Teresa Werner pogrążona w żałobie. Piosenkarka pożegnała wieloletniego menagera
Teresa Werner jest popularną polską piosenkarką ze Śląska, która koncertowała m.in. na Broadwayu
Swoją solową karierę rozpoczęła dopiero 10 lat temu, w której towarzyszył jej producent i manager - Krzysztof Szwed
Gwiazda z wielkim żalem przyjęła wieść o śmierci wieloletniego przyjaciela
Teresa Werner jest niewątpliwie jedną z najbardziej utalentowanych polskich piosenkarek. Zadebiutowała w wieku zaledwie 16 lat w Zespole Pieśni i Tańca „Śląsk”, gdzie pozostawała aktywna przez prawie 33 lata. W 1991 roku wspólnie z grupą wywalczyła pierwsze miejsce na Festiwalu Piosenki Ludowej w Republice Południowej Afryki. Jako solistka zespołu występowała m.in. w Stanach Zjednoczonych na nowojorskich Carnegie Hall czy Broadwayu, a także w Japonii i Chinach.

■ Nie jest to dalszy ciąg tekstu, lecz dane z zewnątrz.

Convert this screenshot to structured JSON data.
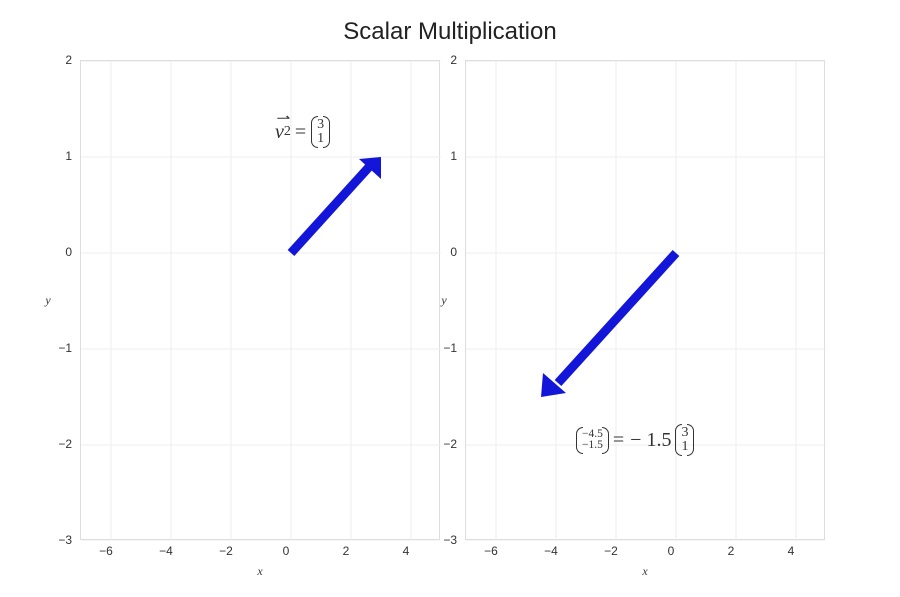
{
  "title": "Scalar Multiplication",
  "axes": {
    "xlabel": "x",
    "ylabel": "y",
    "xticks": [
      "−6",
      "−4",
      "−2",
      "0",
      "2",
      "4"
    ],
    "yticks": [
      "−3",
      "−2",
      "−1",
      "0",
      "1",
      "2"
    ]
  },
  "ann_left": {
    "var": "v",
    "sub": "2",
    "vec": [
      "3",
      "1"
    ]
  },
  "ann_right": {
    "result": [
      "−4.5",
      "−1.5"
    ],
    "scalar": "1.5",
    "vec": [
      "3",
      "1"
    ]
  },
  "chart_data": [
    {
      "type": "line",
      "title": "Scalar Multiplication",
      "xlabel": "x",
      "ylabel": "y",
      "xlim": [
        -7,
        5
      ],
      "ylim": [
        -3,
        2
      ],
      "series": [
        {
          "name": "v2",
          "x": [
            0,
            3
          ],
          "y": [
            0,
            1
          ],
          "color": "#1316d8"
        }
      ],
      "annotation": "v2 = (3, 1)"
    },
    {
      "type": "line",
      "title": "Scalar Multiplication",
      "xlabel": "x",
      "ylabel": "y",
      "xlim": [
        -7,
        5
      ],
      "ylim": [
        -3,
        2
      ],
      "series": [
        {
          "name": "-1.5 * v2",
          "x": [
            0,
            -4.5
          ],
          "y": [
            0,
            -1.5
          ],
          "color": "#1316d8"
        }
      ],
      "annotation": "(-4.5, -1.5) = -1.5 * (3, 1)"
    }
  ]
}
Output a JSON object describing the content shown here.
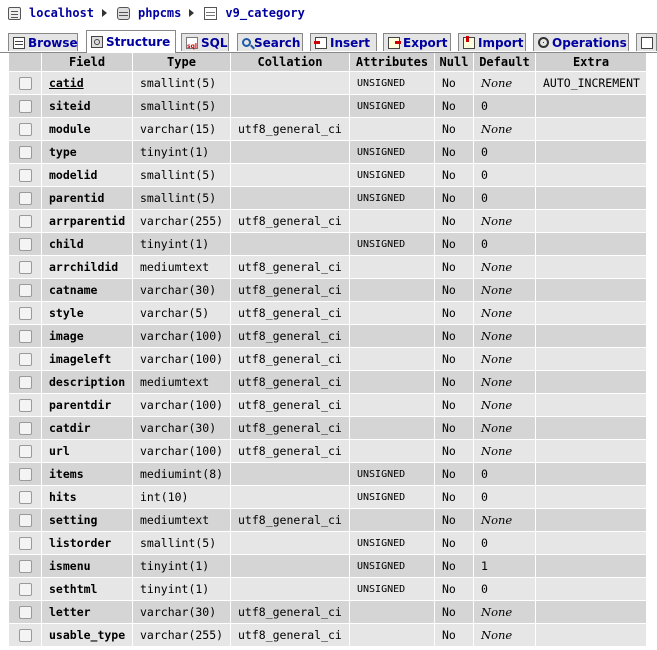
{
  "breadcrumb": {
    "server": "localhost",
    "database": "phpcms",
    "table": "v9_category"
  },
  "tabs": [
    {
      "label": "Browse",
      "icon": "browse-icon"
    },
    {
      "label": "Structure",
      "icon": "structure-icon",
      "active": true
    },
    {
      "label": "SQL",
      "icon": "sql-icon"
    },
    {
      "label": "Search",
      "icon": "search-icon"
    },
    {
      "label": "Insert",
      "icon": "insert-icon"
    },
    {
      "label": "Export",
      "icon": "export-icon"
    },
    {
      "label": "Import",
      "icon": "import-icon"
    },
    {
      "label": "Operations",
      "icon": "operations-icon"
    },
    {
      "label": "",
      "icon": "empty-icon"
    }
  ],
  "table": {
    "headers": [
      "",
      "Field",
      "Type",
      "Collation",
      "Attributes",
      "Null",
      "Default",
      "Extra"
    ],
    "rows": [
      {
        "field": "catid",
        "type": "smallint(5)",
        "collation": "",
        "attributes": "UNSIGNED",
        "null": "No",
        "default": "None",
        "extra": "AUTO_INCREMENT",
        "primary": true
      },
      {
        "field": "siteid",
        "type": "smallint(5)",
        "collation": "",
        "attributes": "UNSIGNED",
        "null": "No",
        "default": "0",
        "extra": ""
      },
      {
        "field": "module",
        "type": "varchar(15)",
        "collation": "utf8_general_ci",
        "attributes": "",
        "null": "No",
        "default": "None",
        "extra": ""
      },
      {
        "field": "type",
        "type": "tinyint(1)",
        "collation": "",
        "attributes": "UNSIGNED",
        "null": "No",
        "default": "0",
        "extra": ""
      },
      {
        "field": "modelid",
        "type": "smallint(5)",
        "collation": "",
        "attributes": "UNSIGNED",
        "null": "No",
        "default": "0",
        "extra": ""
      },
      {
        "field": "parentid",
        "type": "smallint(5)",
        "collation": "",
        "attributes": "UNSIGNED",
        "null": "No",
        "default": "0",
        "extra": ""
      },
      {
        "field": "arrparentid",
        "type": "varchar(255)",
        "collation": "utf8_general_ci",
        "attributes": "",
        "null": "No",
        "default": "None",
        "extra": ""
      },
      {
        "field": "child",
        "type": "tinyint(1)",
        "collation": "",
        "attributes": "UNSIGNED",
        "null": "No",
        "default": "0",
        "extra": ""
      },
      {
        "field": "arrchildid",
        "type": "mediumtext",
        "collation": "utf8_general_ci",
        "attributes": "",
        "null": "No",
        "default": "None",
        "extra": ""
      },
      {
        "field": "catname",
        "type": "varchar(30)",
        "collation": "utf8_general_ci",
        "attributes": "",
        "null": "No",
        "default": "None",
        "extra": ""
      },
      {
        "field": "style",
        "type": "varchar(5)",
        "collation": "utf8_general_ci",
        "attributes": "",
        "null": "No",
        "default": "None",
        "extra": ""
      },
      {
        "field": "image",
        "type": "varchar(100)",
        "collation": "utf8_general_ci",
        "attributes": "",
        "null": "No",
        "default": "None",
        "extra": ""
      },
      {
        "field": "imageleft",
        "type": "varchar(100)",
        "collation": "utf8_general_ci",
        "attributes": "",
        "null": "No",
        "default": "None",
        "extra": ""
      },
      {
        "field": "description",
        "type": "mediumtext",
        "collation": "utf8_general_ci",
        "attributes": "",
        "null": "No",
        "default": "None",
        "extra": ""
      },
      {
        "field": "parentdir",
        "type": "varchar(100)",
        "collation": "utf8_general_ci",
        "attributes": "",
        "null": "No",
        "default": "None",
        "extra": ""
      },
      {
        "field": "catdir",
        "type": "varchar(30)",
        "collation": "utf8_general_ci",
        "attributes": "",
        "null": "No",
        "default": "None",
        "extra": ""
      },
      {
        "field": "url",
        "type": "varchar(100)",
        "collation": "utf8_general_ci",
        "attributes": "",
        "null": "No",
        "default": "None",
        "extra": ""
      },
      {
        "field": "items",
        "type": "mediumint(8)",
        "collation": "",
        "attributes": "UNSIGNED",
        "null": "No",
        "default": "0",
        "extra": ""
      },
      {
        "field": "hits",
        "type": "int(10)",
        "collation": "",
        "attributes": "UNSIGNED",
        "null": "No",
        "default": "0",
        "extra": ""
      },
      {
        "field": "setting",
        "type": "mediumtext",
        "collation": "utf8_general_ci",
        "attributes": "",
        "null": "No",
        "default": "None",
        "extra": ""
      },
      {
        "field": "listorder",
        "type": "smallint(5)",
        "collation": "",
        "attributes": "UNSIGNED",
        "null": "No",
        "default": "0",
        "extra": ""
      },
      {
        "field": "ismenu",
        "type": "tinyint(1)",
        "collation": "",
        "attributes": "UNSIGNED",
        "null": "No",
        "default": "1",
        "extra": ""
      },
      {
        "field": "sethtml",
        "type": "tinyint(1)",
        "collation": "",
        "attributes": "UNSIGNED",
        "null": "No",
        "default": "0",
        "extra": ""
      },
      {
        "field": "letter",
        "type": "varchar(30)",
        "collation": "utf8_general_ci",
        "attributes": "",
        "null": "No",
        "default": "None",
        "extra": ""
      },
      {
        "field": "usable_type",
        "type": "varchar(255)",
        "collation": "utf8_general_ci",
        "attributes": "",
        "null": "No",
        "default": "None",
        "extra": ""
      }
    ]
  },
  "colors": {
    "link": "#0000a0",
    "header_bg": "#d0d0d0",
    "row_odd": "#e6e6e6",
    "row_even": "#d5d5d5"
  }
}
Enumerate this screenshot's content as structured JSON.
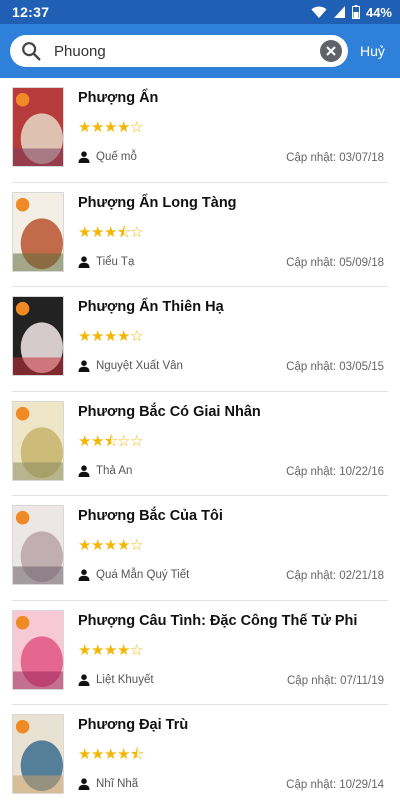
{
  "status_bar": {
    "time": "12:37",
    "battery": "44%",
    "wifi_icon": "wifi-icon",
    "signal_icon": "signal-icon",
    "battery_icon": "battery-icon"
  },
  "search": {
    "value": "Phuong",
    "placeholder": "",
    "cancel_label": "Huỷ"
  },
  "colors": {
    "status_bar": "#1f5fb4",
    "app_bar": "#2f80d9",
    "star": "#f2b705"
  },
  "results": [
    {
      "title": "Phượng Ẩn",
      "rating": 4,
      "author": "Quế mỗ",
      "updated_label": "Cập nhật:",
      "updated": "03/07/18",
      "cover_colors": [
        "#b73b3b",
        "#e6d9c7",
        "#7a3f5c"
      ]
    },
    {
      "title": "Phượng Ẩn Long Tàng",
      "rating": 3.5,
      "author": "Tiểu Tạ",
      "updated_label": "Cập nhật:",
      "updated": "05/09/18",
      "cover_colors": [
        "#f3efe6",
        "#b8542f",
        "#5e6b3a"
      ]
    },
    {
      "title": "Phượng Ẩn Thiên Hạ",
      "rating": 4,
      "author": "Nguyệt Xuất Vân",
      "updated_label": "Cập nhật:",
      "updated": "03/05/15",
      "cover_colors": [
        "#222222",
        "#f4e9ea",
        "#c9313a"
      ]
    },
    {
      "title": "Phương Bắc Có Giai Nhân",
      "rating": 2.5,
      "author": "Thả An",
      "updated_label": "Cập nhật:",
      "updated": "10/22/16",
      "cover_colors": [
        "#efe6c8",
        "#c7b36c",
        "#8b8a5c"
      ]
    },
    {
      "title": "Phương Bắc Của Tôi",
      "rating": 4,
      "author": "Quá Mẫn Quý Tiết",
      "updated_label": "Cập nhật:",
      "updated": "02/21/18",
      "cover_colors": [
        "#ece7e4",
        "#b9a3a8",
        "#6a5c66"
      ]
    },
    {
      "title": "Phượng Câu Tình: Đặc Công Thế Tử Phi",
      "rating": 4,
      "author": "Liệt Khuyết",
      "updated_label": "Cập nhật:",
      "updated": "07/11/19",
      "cover_colors": [
        "#f6c9d5",
        "#e05585",
        "#9b2458"
      ]
    },
    {
      "title": "Phương Đại Trù",
      "rating": 4.5,
      "author": "Nhĩ Nhã",
      "updated_label": "Cập nhật:",
      "updated": "10/29/14",
      "cover_colors": [
        "#e9e2d2",
        "#3b6d8f",
        "#c9a06a"
      ]
    }
  ]
}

Rok 2011 rok był dla niej przełomowy, ponieważ właśnie wtedy postawiła na karierę solową i zadebiutowała z piosenką "Miłość jest piękna". Jednakże ostatni czas nie jest najlepszy dla legendarnej piosenkarki z południa Polski.
Ciężkie chwile w życiu gwiazdy. Teresa Werner nie może się pozbierać
Teresa Werner przeżywa aktualnie ciężkie chwile. Artystka z pewnością tegorocznego kwietnia nie będzie wspominała dobrze. Przed kilkoma dniami straciła wieloletniego przyjaciela, który jak sama mówi, był bardzo bliski jej sercu.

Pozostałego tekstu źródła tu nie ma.